NOAA-EMC / NCEPLIBS-bufr

The NCEPLIBS-bufr library contains routines and utilites for working with the WMO BUFR format.
Other
42 stars 19 forks source link

more testing #535

Closed jbathegit closed 8 months ago

jbathegit commented 9 months ago

Part of #445

Note that the additional debufr test required a change to the source code for the utility, to ensure that allocated memory was freed following the execution of the newly-tested code. Otherwise, the address sanitizer would complain about memory leakage and segfault during the CI tests.

jbathegit commented 8 months ago

Now all of a sudden the MacOS runner is failing with a missing python module:

Capture

Just in case this was some temporary glitch, I tried rerunning it several times and on different days, but to no avail.

@AlexanderRichert-NOAA @aerorahul @climbfuji @edwardhartnett any suggestions?

jbathegit commented 8 months ago

BTW, I realize I could just change the -DENABLE_PYTHON=ON flag to -DENABLE_PYTHON=OFF in the cmake step of the build-bufr job in the MacOS.yml file, but I'm assuming somebody at some point had a good reason for enabling python testing on this platform(?)

Currently, we have python testing enabled in the develop, Linux, and MacOS runners, but it's currently disabled in the Intel runner.

jbathegit commented 8 months ago

And now all of a sudden the MacOs build is working again!?

jbathegit commented 8 months ago

In this latest commit I added more bort testing for nemtbb() and nemtbd(). But I'm struggling to write test cases for several of the bort options in those routines using dummied-up DX tables containing obvious errors. For example:

In summary, it seems to me we could just get rid of a number of these bort tests in the nemtbb() and nemtbd() routines, because unless I'm missing something they don't really seem to be serving any practical purpose. @jack-woollen please chime in if you have any thoughts on this - thanks!

jbathegit commented 8 months ago

Thanks @jack-woollen, but before I merge this PR (and which in turn will close it :-) do you have any thoughts on my above suggestions to eliminate some of those bort tests in nemtbb() and nemtbd(). Do you agree with my thought process, or can you think of something I'm missing in my analysis?

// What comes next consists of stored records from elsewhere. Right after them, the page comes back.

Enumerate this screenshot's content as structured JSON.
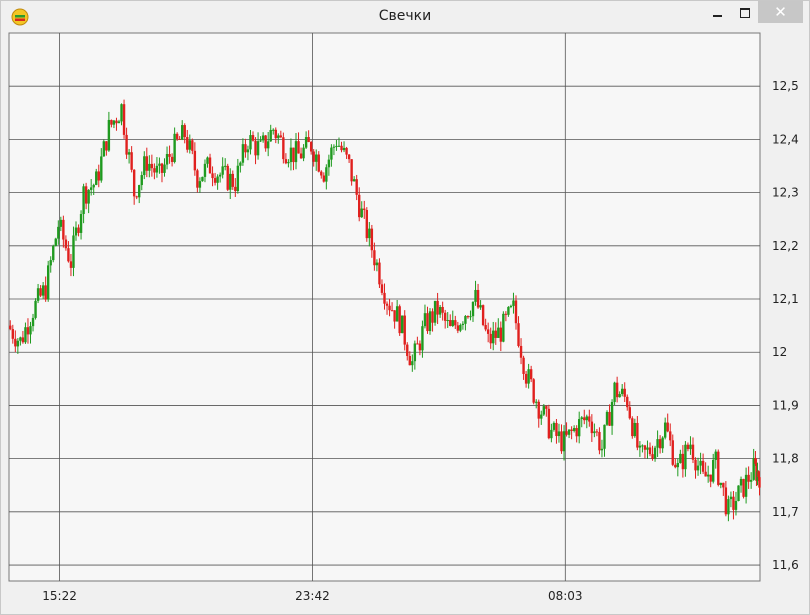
{
  "window": {
    "title": "Свечки",
    "app_icon": "chart-app-icon",
    "controls": {
      "minimize": "minimize-icon",
      "maximize": "maximize-icon",
      "close": "✕"
    }
  },
  "colors": {
    "up": "#1f9a1f",
    "down": "#e0201e",
    "grid": "#555555",
    "plot_bg": "#f7f7f7"
  },
  "chart_data": {
    "type": "candlestick",
    "title": "",
    "xlabel": "",
    "ylabel": "",
    "ylim": [
      11.57,
      12.6
    ],
    "y_ticks": [
      11.6,
      11.7,
      11.8,
      11.9,
      12,
      12.1,
      12.2,
      12.3,
      12.4,
      12.5
    ],
    "y_tick_labels": [
      "11,6",
      "11,7",
      "11,8",
      "11,9",
      "12",
      "12,1",
      "12,2",
      "12,3",
      "12,4",
      "12,5"
    ],
    "x_ticks": [
      15,
      115,
      215
    ],
    "x_tick_labels": [
      "15:22",
      "23:42",
      "08:03"
    ],
    "x_range": [
      -5,
      292
    ],
    "grid": true,
    "y_axis_side": "right",
    "series": [
      {
        "x": [
          -5,
          0,
          5,
          10,
          15,
          20,
          25,
          30,
          35,
          40,
          45,
          50,
          55,
          60,
          65,
          70,
          75,
          80,
          85,
          90,
          95,
          100,
          105,
          110,
          115,
          120,
          125,
          130,
          135,
          140,
          145,
          150,
          155,
          160,
          165,
          170,
          175,
          180,
          185,
          190,
          195,
          200,
          205,
          210,
          215,
          220,
          225,
          230,
          235,
          240,
          245,
          250,
          255,
          260,
          265,
          270,
          275,
          280,
          285,
          290,
          292
        ],
        "close": [
          12.05,
          12.02,
          12.08,
          12.12,
          12.24,
          12.17,
          12.3,
          12.32,
          12.42,
          12.46,
          12.3,
          12.36,
          12.33,
          12.38,
          12.41,
          12.33,
          12.35,
          12.33,
          12.32,
          12.4,
          12.38,
          12.42,
          12.38,
          12.37,
          12.39,
          12.34,
          12.4,
          12.35,
          12.26,
          12.18,
          12.1,
          12.06,
          11.98,
          12.05,
          12.08,
          12.04,
          12.07,
          12.1,
          12.02,
          12.04,
          12.08,
          11.96,
          11.9,
          11.85,
          11.83,
          11.86,
          11.88,
          11.82,
          11.93,
          11.91,
          11.8,
          11.82,
          11.86,
          11.78,
          11.83,
          11.76,
          11.79,
          11.7,
          11.74,
          11.78,
          11.77
        ]
      }
    ]
  }
}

jack-woollen commented 8 months ago

Jeff, a few thoughts. First, it's not impossible for those bort conditions to happen, its just impossible to test them. Because the only way the impossible conditions are possible is all the rules go out the window such as memory clobbering due to bad inputs or bad coding, or some other bad things. I think these types of tests are worthwhile and do not at all subscribe to the idea that they are useless. The only reason I think is important enough to consider maybe getting rid of some of them would be if they cost significant amounts of time. I was in the process of starting to check that out when dogwood switched to production. I'll pick it up again later today. It may be useful to classify the bort statements into those that check on function and those that check on dysfunction, to see the ratio, and calculate the actual costs of each type.

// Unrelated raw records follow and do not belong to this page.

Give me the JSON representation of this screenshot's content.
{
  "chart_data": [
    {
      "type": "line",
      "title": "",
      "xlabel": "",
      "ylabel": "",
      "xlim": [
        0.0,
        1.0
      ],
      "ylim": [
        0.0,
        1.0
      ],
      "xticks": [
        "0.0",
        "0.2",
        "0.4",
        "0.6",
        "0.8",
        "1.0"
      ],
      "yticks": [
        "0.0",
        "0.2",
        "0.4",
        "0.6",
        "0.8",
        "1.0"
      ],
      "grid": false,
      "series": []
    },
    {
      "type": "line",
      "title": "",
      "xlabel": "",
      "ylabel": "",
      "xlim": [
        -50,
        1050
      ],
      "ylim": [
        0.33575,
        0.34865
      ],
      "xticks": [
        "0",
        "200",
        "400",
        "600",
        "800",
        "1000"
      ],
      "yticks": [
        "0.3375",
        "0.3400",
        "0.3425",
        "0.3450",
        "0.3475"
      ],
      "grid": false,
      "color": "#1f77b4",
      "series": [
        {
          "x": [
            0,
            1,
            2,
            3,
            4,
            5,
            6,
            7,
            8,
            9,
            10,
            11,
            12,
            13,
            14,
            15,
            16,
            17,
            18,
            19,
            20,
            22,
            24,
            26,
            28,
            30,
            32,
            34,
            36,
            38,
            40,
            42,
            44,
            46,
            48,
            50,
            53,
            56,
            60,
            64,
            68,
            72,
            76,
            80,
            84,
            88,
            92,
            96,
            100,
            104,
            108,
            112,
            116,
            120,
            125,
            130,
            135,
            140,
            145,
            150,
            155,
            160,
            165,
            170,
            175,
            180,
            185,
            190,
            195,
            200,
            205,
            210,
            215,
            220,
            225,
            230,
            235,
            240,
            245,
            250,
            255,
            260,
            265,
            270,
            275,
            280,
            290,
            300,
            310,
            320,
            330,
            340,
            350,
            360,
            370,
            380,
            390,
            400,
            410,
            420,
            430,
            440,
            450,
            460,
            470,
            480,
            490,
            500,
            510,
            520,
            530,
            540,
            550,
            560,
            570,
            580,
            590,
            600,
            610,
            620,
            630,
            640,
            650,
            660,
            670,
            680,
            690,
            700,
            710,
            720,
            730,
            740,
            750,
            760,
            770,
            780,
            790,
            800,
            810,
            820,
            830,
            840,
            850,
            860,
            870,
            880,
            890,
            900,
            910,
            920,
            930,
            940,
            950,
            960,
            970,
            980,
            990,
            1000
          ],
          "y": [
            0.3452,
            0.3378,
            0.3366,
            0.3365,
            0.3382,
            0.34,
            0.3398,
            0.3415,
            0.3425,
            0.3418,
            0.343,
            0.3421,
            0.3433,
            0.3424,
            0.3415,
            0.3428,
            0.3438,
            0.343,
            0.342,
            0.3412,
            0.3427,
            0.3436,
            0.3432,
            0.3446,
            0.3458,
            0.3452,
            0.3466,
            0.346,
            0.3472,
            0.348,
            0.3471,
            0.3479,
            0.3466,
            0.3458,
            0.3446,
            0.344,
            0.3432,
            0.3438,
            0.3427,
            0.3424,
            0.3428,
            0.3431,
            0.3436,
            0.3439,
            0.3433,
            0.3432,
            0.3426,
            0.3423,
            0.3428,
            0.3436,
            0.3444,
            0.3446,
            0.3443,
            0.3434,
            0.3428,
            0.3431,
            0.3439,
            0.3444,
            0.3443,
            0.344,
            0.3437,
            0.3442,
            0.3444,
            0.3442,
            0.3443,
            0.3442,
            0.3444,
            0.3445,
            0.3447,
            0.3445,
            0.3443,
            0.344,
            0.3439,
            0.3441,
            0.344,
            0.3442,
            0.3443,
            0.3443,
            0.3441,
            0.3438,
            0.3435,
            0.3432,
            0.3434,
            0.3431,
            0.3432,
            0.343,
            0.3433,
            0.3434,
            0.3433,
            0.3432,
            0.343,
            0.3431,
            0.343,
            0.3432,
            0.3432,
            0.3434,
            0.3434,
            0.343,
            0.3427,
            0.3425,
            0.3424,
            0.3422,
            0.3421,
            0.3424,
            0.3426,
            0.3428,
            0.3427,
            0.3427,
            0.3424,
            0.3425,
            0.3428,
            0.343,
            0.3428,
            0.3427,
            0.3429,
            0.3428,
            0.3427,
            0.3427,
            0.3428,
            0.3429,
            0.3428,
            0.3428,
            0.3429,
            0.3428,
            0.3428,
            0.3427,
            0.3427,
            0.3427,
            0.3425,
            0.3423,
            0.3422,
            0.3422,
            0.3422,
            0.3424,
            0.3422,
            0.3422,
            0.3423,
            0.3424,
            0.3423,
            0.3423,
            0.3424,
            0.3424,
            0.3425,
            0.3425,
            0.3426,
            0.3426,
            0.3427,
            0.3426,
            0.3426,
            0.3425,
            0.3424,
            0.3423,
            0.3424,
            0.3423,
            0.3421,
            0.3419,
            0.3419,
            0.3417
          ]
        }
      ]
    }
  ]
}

edwardhartnett commented 8 months ago

If code cannot actually be reached, then it should be removed. Nor can we try to capture errors caused my random memory overwrites or other totally unpredictable conditions.

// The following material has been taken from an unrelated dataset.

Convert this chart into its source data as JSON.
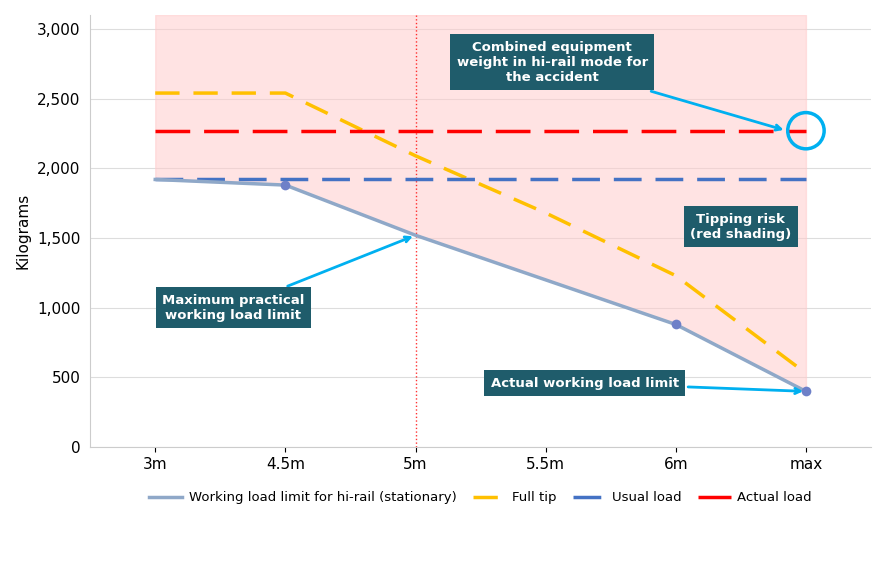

What often happens in a testing campaign is that you realize some code can never be reached. So remove that code!

Nothing should stay in the code just because "it does no harm." Every line of code costs money and time to write and more importantly maintain. So if the line of code is not doing anything useful, remove it, and cut code size and maintenance costs.

Consider this: right now @jbathegit has figured out that these lines can't be reached, and raised questions about them, and that's caused us all to take some time to look at the problem. That's not free. This code is already costing NOAA extra time and money. So let's resolve the problem - if the lines are not needed, remove them.

Then, in 5 years, when this issue is long forgotten, NOAA won't incur the same costs by some programmer wondering if those lines of code could ever be reached and raising the whole issue all over again. Which will once again cause expense for NOAA for lines of code that we don't need.

jbathegit commented 8 months ago

After giving this some more thought, I'm leaning more towards Ed's way of thinking about this. I hear what you're saying Jack, but I agree with Ed that we shouldn't retain code that we can't test, and that all bets are off anyway if something unpredictable happens.

So, in the near future, I'll push up another commit with those unreachable bort tests removed.

jbathegit commented 8 months ago

I've made the aforementioned nemtbb and nemtbd changes to remove those untestable bort cases, and I've also merged in the changes from #539. But now I'm once again seeing CI errors for MacOS (with a different Python build error) and Intel (with cmake now apparently trying to build the oneAPI environment).

@AlexanderRichert-NOAA not sure if this is related in any way to what you're working on in #536, but obviously none of that has been merged into this branch yet, so I'm a bit stumped.